Pour autant, nous savons très bien que peuvent survenir des complications durant le travail. La proposition de loi pose donc deux éléments essentiels en termes de sécurité :

- les maisons de naissance devront être « attenantes à une structure autorisée pour l'activité de gynéco-obstétrique » ;

- elles devront conclure une convention avec cette maternité qui organisera notamment les conditions des transferts des parturientes en cas de complication.

En outre, l'ensemble des modalités de mise en oeuvre de l'expérimentation, notamment les conditions spécifiques de fonctionnement des maisons, seront définies par décret en Conseil d'Etat. Le Gouvernement pourra donc affiner encore l'encadrement de l'expérimentation, notamment en termes de sécurité de la prise en charge.

Dans le même temps, la Haute Autorité de santé rédigera un cahier des charges et, durant les deux années suivant la promulgation de la loi, les ministres en charge de la santé de la sécurité sociale arrêteront, après avis conforme de la HAS, la liste des maisons de naissance autorisées à fonctionner à titre expérimental.

Les maisons de naissance autorisées pourront alors fonctionner durant un maximum de cinq années et, un an avant la fin de l'expérimentation, le Gouvernement adressera au Parlement un rapport d'évaluation. L'autorisation de fonctionnement pourra être suspendue à tout moment par l'ARS en cas de manquement à la sécurité.

Pourquoi examiner ce texte aujourd'hui ?

Tout d'abord, le contexte a évolué. Le collège national des gynécologues-obstétriciens, que nous avons auditionné, a changé d'avis par rapport à 2010 et il est maintenant complètement favorable à l'expérimentation, dans les conditions prévues ici : il l'a formalisé officiellement dans un document publié en décembre dernier. Ce point est évidemment essentiel.

Plus généralement, un débat est né en France, depuis plusieurs années, sur la « technicisation » de l'accouchement.

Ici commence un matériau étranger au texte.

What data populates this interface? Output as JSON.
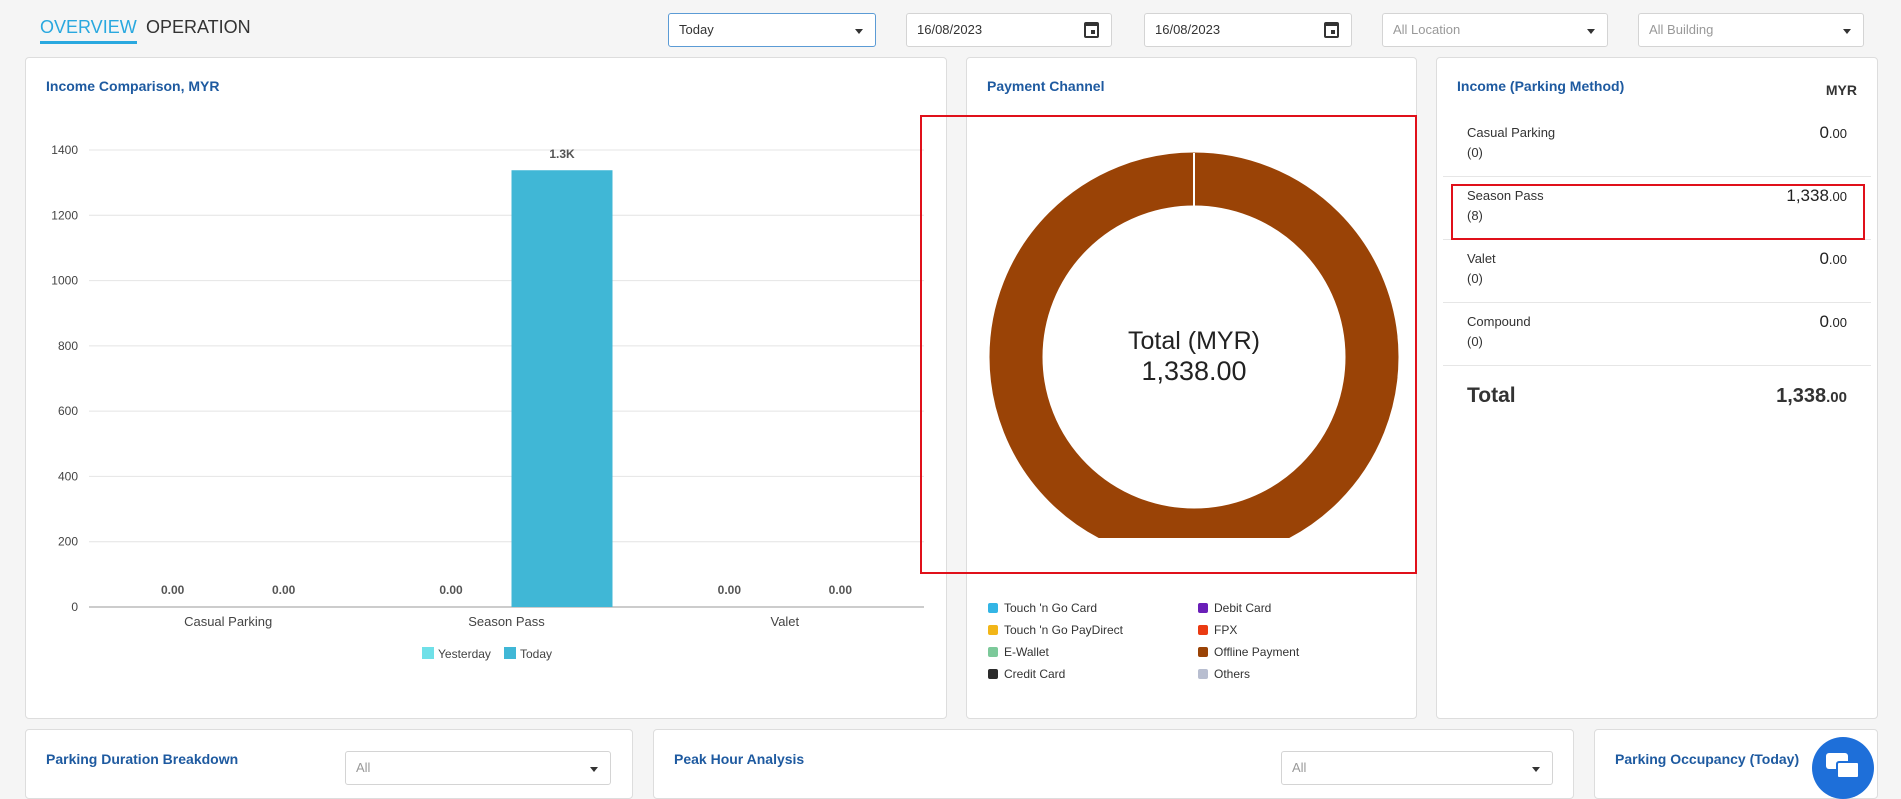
{
  "tabs": {
    "overview": "OVERVIEW",
    "operation": "OPERATION"
  },
  "filters": {
    "period": "Today",
    "date_from": "16/08/2023",
    "date_to": "16/08/2023",
    "location": "All Location",
    "building": "All Building"
  },
  "income_comparison": {
    "title": "Income Comparison, MYR",
    "bar_labels": [
      "0.00",
      "0.00",
      "0.00",
      "1.3K",
      "0.00",
      "0.00"
    ]
  },
  "chart_data": {
    "type": "bar",
    "categories": [
      "Casual Parking",
      "Season Pass",
      "Valet"
    ],
    "series": [
      {
        "name": "Yesterday",
        "values": [
          0,
          0,
          0
        ],
        "color": "#6fe0e8"
      },
      {
        "name": "Today",
        "values": [
          0,
          1338,
          0
        ],
        "color": "#40b7d6"
      }
    ],
    "yticks": [
      "0",
      "200",
      "400",
      "600",
      "800",
      "1000",
      "1200",
      "1400"
    ],
    "ylim": [
      0,
      1400
    ],
    "grid": true,
    "legend": "bottom"
  },
  "payment_channel": {
    "title": "Payment Channel",
    "center_label": "Total (MYR)",
    "center_value": "1,338.00",
    "slice": {
      "name": "Offline Payment",
      "value": 1338,
      "color": "#9a4306"
    },
    "legend": [
      {
        "label": "Touch 'n Go Card",
        "color": "#33b5e5"
      },
      {
        "label": "Debit Card",
        "color": "#6a1fb8"
      },
      {
        "label": "Touch 'n Go PayDirect",
        "color": "#f2b619"
      },
      {
        "label": "FPX",
        "color": "#ea3b12"
      },
      {
        "label": "E-Wallet",
        "color": "#7cc99a"
      },
      {
        "label": "Offline Payment",
        "color": "#9a4306"
      },
      {
        "label": "Credit Card",
        "color": "#2b2b2b"
      },
      {
        "label": "Others",
        "color": "#b8bed0"
      }
    ]
  },
  "income_method": {
    "title": "Income (Parking Method)",
    "currency": "MYR",
    "rows": [
      {
        "label": "Casual Parking",
        "count": "(0)",
        "amount": "0",
        "decimals": ".00"
      },
      {
        "label": "Season Pass",
        "count": "(8)",
        "amount": "1,338",
        "decimals": ".00"
      },
      {
        "label": "Valet",
        "count": "(0)",
        "amount": "0",
        "decimals": ".00"
      },
      {
        "label": "Compound",
        "count": "(0)",
        "amount": "0",
        "decimals": ".00"
      }
    ],
    "total_label": "Total",
    "total_amount": "1,338",
    "total_decimals": ".00"
  },
  "bottom_cards": {
    "duration_title": "Parking Duration Breakdown",
    "duration_filter": "All",
    "peak_title": "Peak Hour Analysis",
    "peak_filter": "All",
    "occupancy_title": "Parking Occupancy (Today)"
  }
}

Le plan Périnatalité 2005-2007 en fait le constat dès 2004 et le rapport préparatoire à ce plan, rédigé par un épidémiologiste, un gynécologue-obstétricien et un pédiatre, est explicite : « si la nécessité de soins intensifs ne fait aucun doute dans les situations à haut risque, le débat est beaucoup plus ouvert dans les situations à faible risque. Dans ces situations, il a été montré que l'excès de surveillance pouvait être iatrogène. Les données disponibles laissent à penser qu'il faudrait à la fois faire plus et mieux dans les situations à haut risque et moins (et mieux) dans les situations à faible risque ».

Le taux de césarienne (20 %) et le taux de déclenchement des accouchements (environ 20 % aussi) est supérieur en France à ce qui est observé dans la plupart des pays européens ; le nombre d'échographies est également élevé. En outre, environ 80 % des femmes bénéficient aujourd'hui d'une péridurale.

Il est évident que la meilleure prise en charge des grossesses, notamment sur le plan médical, a permis de diminuer fortement les taux de mortalité infantile et maternelle. Rappelons-nous que le taux de mortalité infantile s'élevait à 151 décès pour 1 000 naissances vivantes il y a un siècle, qu'il se situait autour de 50 pour 1 000 dans les années 1950, 10 pour 1 000 dans les années 1980 et qu'il est de 3,4 pour 1 000 en 2011.

Pour autant, l'ensemble des pays occidentaux a évolué dans le même sens avec des modèles de prise en charge variés et la France se situe aujourd'hui dans la moyenne des pays européens, mais à un taux qui reste supérieur d'un point à ceux de la Suède ou de la Finlande.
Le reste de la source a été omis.